Have you ever wondered where the electrified hum of a lightsaber originated?

It’s one of many fascinating facts you’ll hear discussed by Academy Award-winning sound designer Gary Rydstrom who worked on Star Wars: The Force Awakens and is interviewed in the new Northwestern SoundTank Podcast series.

Rydstrom, known for sound design for films such as Finding Nemo, Saving Private Ryan, and Jurassic Park,talks about the new Star Wars film in the latest episode of the new podcast series produced by the SoundTank, home to the new MA in Sound Arts and Industries.

The SoundTank Podcasts will periodically focus on sound professionals like Rydstrom, but will also highlight student work and faculty collaborations.

“A lot of programs have a newsletter that they put out, but since we work with and through sound, we thought, what better way to convey what we’re doing than in sonic form,” says Jacob Smith, associate professor in the Department of Radio, Television, and Film and director of the new MA program. “This is a way to bring together Northwestern faculty and students around all the great work they are doing in sound, but also to broadcast that work out to the world by using one of the most dynamic new platforms for audio, which is podcasting. We will also profile sound professionals whose projects and careers resonate with what we’re doing here and can inspire our students.”

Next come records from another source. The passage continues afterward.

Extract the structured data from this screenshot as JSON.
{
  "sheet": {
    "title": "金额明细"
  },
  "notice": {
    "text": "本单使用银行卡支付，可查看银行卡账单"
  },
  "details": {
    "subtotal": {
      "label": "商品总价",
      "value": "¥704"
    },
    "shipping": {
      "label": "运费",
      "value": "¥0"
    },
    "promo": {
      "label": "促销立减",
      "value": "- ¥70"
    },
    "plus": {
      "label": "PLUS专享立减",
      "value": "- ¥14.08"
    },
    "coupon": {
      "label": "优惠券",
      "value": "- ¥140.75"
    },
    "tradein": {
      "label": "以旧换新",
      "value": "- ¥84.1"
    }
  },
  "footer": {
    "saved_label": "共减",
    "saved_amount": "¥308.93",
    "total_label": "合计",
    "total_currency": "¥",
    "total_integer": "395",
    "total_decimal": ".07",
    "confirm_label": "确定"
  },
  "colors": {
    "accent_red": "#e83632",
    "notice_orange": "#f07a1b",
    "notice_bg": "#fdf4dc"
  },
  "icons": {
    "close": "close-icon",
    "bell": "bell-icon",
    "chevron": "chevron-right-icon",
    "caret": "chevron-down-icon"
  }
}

The idea for SoundTank was born at the 2014 Lambert Family Sonic Boom Conference at the School of Communication, where Rydstrom was the keynote speaker. The incubator was launched last fall.

“The conference was great for me because usually anyplace I go or talk is cinema-focused, but what I found fascinating at the Northwestern sound conference was it included people outside my area, people studying the neurology of sound, the biology sound,” says Rydstrom in the podcast. “I’m fascinating by how sound works, how music works. How does it affect our brain? How does hearing affect our emotions?”

The new one-year MA in Sound Arts and Industries, which is now accepting applications for Fall 2016, seeks to continue the work done at that conference, bringing together sound artists, scholars, and scientists in collaborative ways.

“Any program that treats sound in a bigger way, in an interdisciplinary way, has potential to inspire people to do better work, to discover how it can be used in art or medicine,” Rydstrom says. “These are inspiring things to talk about. I don’t know of any other program that combines these things but to me it’s a natural.”

In the podcast, Rydstrom discusses several aspects of his career, including his first professional sound credit for the movie Cocoon, his experiences designing sound for CGI-animated features, and some of the challenges of updating the iconic sound effects of the original Star Wars trilogy such as the hum of lightsabers, the scream of TIE Fighters, the beeps of droids, and the voice of Chewbacca (listen to the podcast for details — no spoilers here).